BRANCH: boosting RNA-Seq assemblies with partial or related genomic sequences
Authors: Ergude Bao and Thomas Girke
BRANCH is a software that extends de novo transfrags and identifies novel transfrags with DNA contigs or genes of close related species. BRANCH discovers novel exons first and then extends/joins fragmented de novo transfrags, so that the resulted transfrags are more complete.
Bao E, Jiang T, Girke T (2013). BRANCH: boosting RNA-Seq assemblies with partial or related genomic sequences. Bioinformatics: epub.
1. System requirements
BRANCH is suitable for 32-bit or 64-bit machines with Linux operating systems. At least 4GB of system memory is recommended for assembling larger data sets.
The LEMON graph library is required to compile and run BRANCH.
The BLAT aligner is required to run BRANCH and the modified version (distributed with BRANCH) is highly recommended.
(1) Download the .cpp file.
(2) If LEMON is already installed in your system, execute the command line: g++ -o BRANCH BRANCH.cpp -lemon -lpthread;
otherwise, down load LEMON, compile it, and execute: g++ -o BRANCH -I PATH2LEMON/include BRANCH.cpp -L PATH2LEMON/bin -lpthread.
(3) To use the modified BLAT, put it to your $PATH: export PATH=PATH2BLAT:$PATH.
(1) Single- or paired-end RNA reads in FASTA format.
(2) De novo transfrags assembled by any de novo RNA assembler (Velvet/Oases, Trinity, etc.).
(3) DNA contigs assembled by any de novo DNA assembler (Velvet, ABySS, etc.) or genome/gene sequences from a closely related species.
4. Using BRANCH
--read1 is the first pair of PE RNA reads or single-end RNA reads in fasta format
--read2 is the second pair of PE RNA reads in fasta format
--transfrag is the de novo RNA transfrags to be extended
--contig is the reference DNA contigs
--transcript is the extended de novo transfrags
--insertLow is the lower bound of insert length (highly recommended; default: 0)
--insertHigh is the upper bound of insert length (highly recommended; default: 99999)
--threshSize is the minimum size of a genome region that could be identified as an exon (default: 2 bp)
--threshCov is the minimum coverage of a genome region that could be identified as an exon (default: 2)
--threshSplit is the minimum upstream and downstream junction coverages to split a genome region into more than one exons (default: 2)
--threshConn is the minimum connectivity of two exons that could be identified as a splice junction (default: 2)
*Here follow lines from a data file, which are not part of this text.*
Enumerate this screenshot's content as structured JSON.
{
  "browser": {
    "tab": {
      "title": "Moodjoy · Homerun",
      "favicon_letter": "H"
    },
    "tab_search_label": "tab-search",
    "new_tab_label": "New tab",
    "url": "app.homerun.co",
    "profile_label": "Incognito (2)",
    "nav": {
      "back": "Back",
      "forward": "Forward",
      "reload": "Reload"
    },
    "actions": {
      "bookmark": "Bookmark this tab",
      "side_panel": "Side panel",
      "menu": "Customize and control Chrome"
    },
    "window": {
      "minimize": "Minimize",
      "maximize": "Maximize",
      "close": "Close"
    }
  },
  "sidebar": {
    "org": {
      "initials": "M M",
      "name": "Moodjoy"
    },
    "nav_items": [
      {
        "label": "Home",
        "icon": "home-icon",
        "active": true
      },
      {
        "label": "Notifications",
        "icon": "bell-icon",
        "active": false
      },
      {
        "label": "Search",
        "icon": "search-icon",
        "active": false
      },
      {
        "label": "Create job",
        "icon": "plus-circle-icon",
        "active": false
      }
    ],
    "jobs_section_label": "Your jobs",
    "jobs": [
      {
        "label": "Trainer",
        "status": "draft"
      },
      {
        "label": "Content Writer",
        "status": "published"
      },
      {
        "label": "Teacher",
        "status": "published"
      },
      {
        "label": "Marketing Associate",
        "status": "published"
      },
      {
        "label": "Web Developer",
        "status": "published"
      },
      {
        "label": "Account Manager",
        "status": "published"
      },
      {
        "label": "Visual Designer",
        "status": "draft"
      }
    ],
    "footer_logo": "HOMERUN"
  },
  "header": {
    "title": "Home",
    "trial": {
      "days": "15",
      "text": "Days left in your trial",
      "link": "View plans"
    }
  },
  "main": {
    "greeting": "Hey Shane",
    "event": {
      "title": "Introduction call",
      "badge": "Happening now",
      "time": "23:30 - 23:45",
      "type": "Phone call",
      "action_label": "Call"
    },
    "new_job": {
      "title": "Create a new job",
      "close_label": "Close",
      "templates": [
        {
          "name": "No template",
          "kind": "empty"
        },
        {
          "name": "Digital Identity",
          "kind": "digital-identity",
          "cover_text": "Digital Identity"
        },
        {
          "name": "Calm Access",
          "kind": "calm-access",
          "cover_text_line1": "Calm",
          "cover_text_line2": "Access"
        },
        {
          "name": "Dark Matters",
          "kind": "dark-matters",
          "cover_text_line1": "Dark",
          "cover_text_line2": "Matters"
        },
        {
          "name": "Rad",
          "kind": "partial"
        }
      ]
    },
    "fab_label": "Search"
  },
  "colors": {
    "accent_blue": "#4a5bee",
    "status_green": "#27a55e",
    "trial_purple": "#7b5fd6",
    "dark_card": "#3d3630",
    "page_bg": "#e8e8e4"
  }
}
--closeGap closes sequencing gaps using PE read information (default: none)
--noAlignment skips the initial time-consuming alignment step, if all the alignment files have been provided in tmp directory (default: none)
6. Important things to note
(1) Single-end reads should have the same length and are not recommended, since the quality of single-end alignment is hard to be kept.
(2) It is better to use related gene sequences rather than related genome sequences to greatly reduce run time and memory usage.
(3) Though --insertLow and --insertHigh are options, they should always be specified to generate meaning result. Suppose the insert length is I, insertLow = I - 20 and insertHigh = I + 20 would be fine.